Третьякова тихо охнула.
–Сиротами? – повторил Егор Тимофеевич.
–Да, бездомными сиротами. – утвердительно кивнула Маша.
–Владимир, не прилично старосте такими словами разбрасываться. – отметил учитель.
–Разве я виноват? Их так вся школа прозвала – "двойняшки без папашки и мамашки". Я только повторил "старую народную мудрость".
–Но ты же староста, староста! – грустно покачала головой Елизавета Ивановна. Она явно ошиблась в своем любимце. – Володя, неужели тебе, благовоспитанному умному мальчику, не стыдно говорить такие слова в лицо двум ребятам – твоим одноклассникам?
–Елизавета Ивановна, мне их конечно жаль. Но сами посудите, разве я виноват, что поезд с рельсов – хлоп, их батьку с мамкой в лепешку – шмяк? – как ни в чем не бывало, полу-шутливо продолжил Орловский.
–Я тебе щас как дам! – не сдержавшись, заорал Селезнев.
–Не повышать голос в присутствии директора! – прикрикнул на него руководитель, а Елизавета Третьякова, видя, что никакие слова на ее учеников не действуют, растерянно отошла к окну и прикрыла лицо ладонями.
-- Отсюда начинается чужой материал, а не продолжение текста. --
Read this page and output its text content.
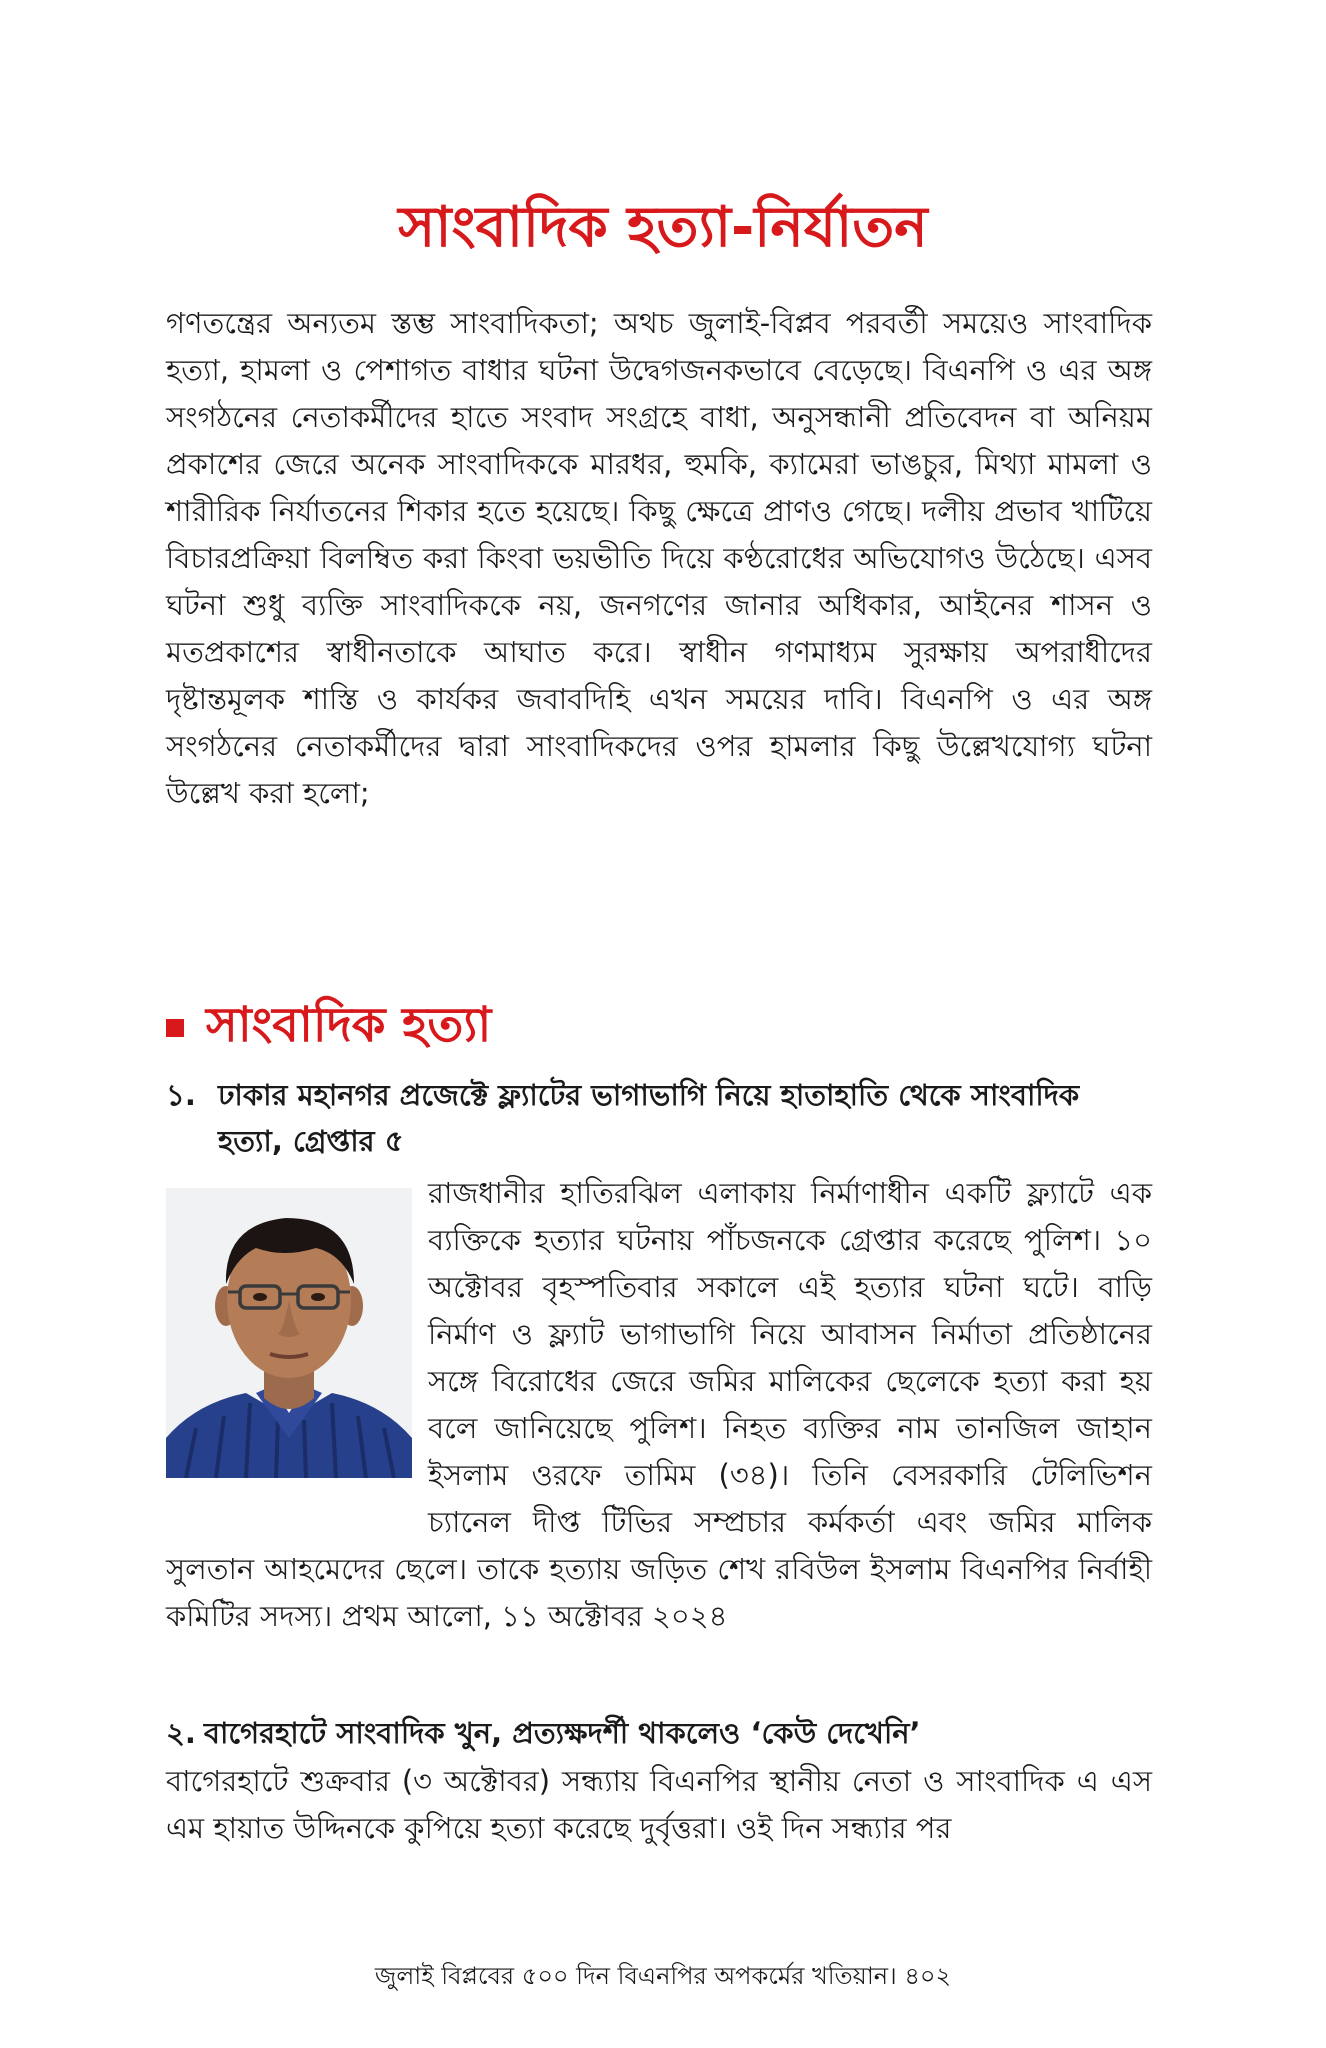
সাংবাদিক হত্যা-নির্যাতন

গণতন্ত্রের অন্যতম স্তম্ভ সাংবাদিকতা; অথচ জুলাই-বিপ্লব পরবর্তী সময়েও সাংবাদিক হত্যা, হামলা ও পেশাগত বাধার ঘটনা উদ্বেগজনকভাবে বেড়েছে। বিএনপি ও এর অঙ্গ সংগঠনের নেতাকর্মীদের হাতে সংবাদ সংগ্রহে বাধা, অনুসন্ধানী প্রতিবেদন বা অনিয়ম প্রকাশের জেরে অনেক সাংবাদিককে মারধর, হুমকি, ক্যামেরা ভাঙচুর, মিথ্যা মামলা ও শারীরিক নির্যাতনের শিকার হতে হয়েছে। কিছু ক্ষেত্রে প্রাণও গেছে। দলীয় প্রভাব খাটিয়ে বিচারপ্রক্রিয়া বিলম্বিত করা কিংবা ভয়ভীতি দিয়ে কণ্ঠরোধের অভিযোগও উঠেছে। এসব ঘটনা শুধু ব্যক্তি সাংবাদিককে নয়, জনগণের জানার অধিকার, আইনের শাসন ও মতপ্রকাশের স্বাধীনতাকে আঘাত করে। স্বাধীন গণমাধ্যম সুরক্ষায় অপরাধীদের দৃষ্টান্তমূলক শাস্তি ও কার্যকর জবাবদিহি এখন সময়ের দাবি। বিএনপি ও এর অঙ্গ সংগঠনের নেতাকর্মীদের দ্বারা সাংবাদিকদের ওপর হামলার কিছু উল্লেখযোগ্য ঘটনা উল্লেখ করা হলো;

সাংবাদিক হত্যা
১. ঢাকার মহানগর প্রজেক্টে ফ্ল্যাটের ভাগাভাগি নিয়ে হাতাহাতি থেকে সাংবাদিক হত্যা, গ্রেপ্তার ৫

রাজধানীর হাতিরঝিল এলাকায় নির্মাণাধীন একটি ফ্ল্যাটে এক ব্যক্তিকে হত্যার ঘটনায় পাঁচজনকে গ্রেপ্তার করেছে পুলিশ। ১০ অক্টোবর বৃহস্পতিবার সকালে এই হত্যার ঘটনা ঘটে। বাড়ি নির্মাণ ও ফ্ল্যাট ভাগাভাগি নিয়ে আবাসন নির্মাতা প্রতিষ্ঠানের সঙ্গে বিরোধের জেরে জমির মালিকের ছেলেকে হত্যা করা হয় বলে জানিয়েছে পুলিশ। নিহত ব্যক্তির নাম তানজিল জাহান ইসলাম ওরফে তামিম (৩৪)। তিনি বেসরকারি টেলিভিশন চ্যানেল দীপ্ত টিভির সম্প্রচার কর্মকর্তা এবং জমির মালিক সুলতান আহমেদের ছেলে। তাকে হত্যায় জড়িত শেখ রবিউল ইসলাম বিএনপির নির্বাহী কমিটির সদস্য। প্রথম আলো, ১১ অক্টোবর ২০২৪

২. বাগেরহাটে সাংবাদিক খুন, প্রত্যক্ষদর্শী থাকলেও ‘কেউ দেখেনি’

বাগেরহাটে শুক্রবার (৩ অক্টোবর) সন্ধ্যায় বিএনপির স্থানীয় নেতা ও সাংবাদিক এ এস এম হায়াত উদ্দিনকে কুপিয়ে হত্যা করেছে দুর্বৃত্তরা। ওই দিন সন্ধ্যার পর

জুলাই বিপ্লবের ৫০০ দিন বিএনপির অপকর্মের খতিয়ান। ৪০২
–Нет, я не знаю... я не понимаю, что я делаю не так... у меня в школе растут какие-то кровожадные дети... – тихо шептала она. – Я не понимаю, в чем дело. Это не камсомольцы, это разбойники... натуральные разбойники... Кстати, Егор, у тебя самый отстающий класс. Вот, довожу до твоего сведения. – обратилась Елизавета к руководителю. – Я не знаю, что делать с твоими учениками. Наказания не помогают, а выгонять их из пансиона – все равно что окончательно похоронить их судьбу. Решай как сам считаешь нужным.
–Я понял, Лиза. Думаю, что во-первых нужно сменить старосту. – подойдя к директрисе, успокаивающе сказал Егор Тимофеевич. – У меня есть подходящая кандидатура. Ну а Владимир... Владимир пусть позанимается общественным трудом в качестве наказания. Вымоет полы, окна... что-то в этом духе.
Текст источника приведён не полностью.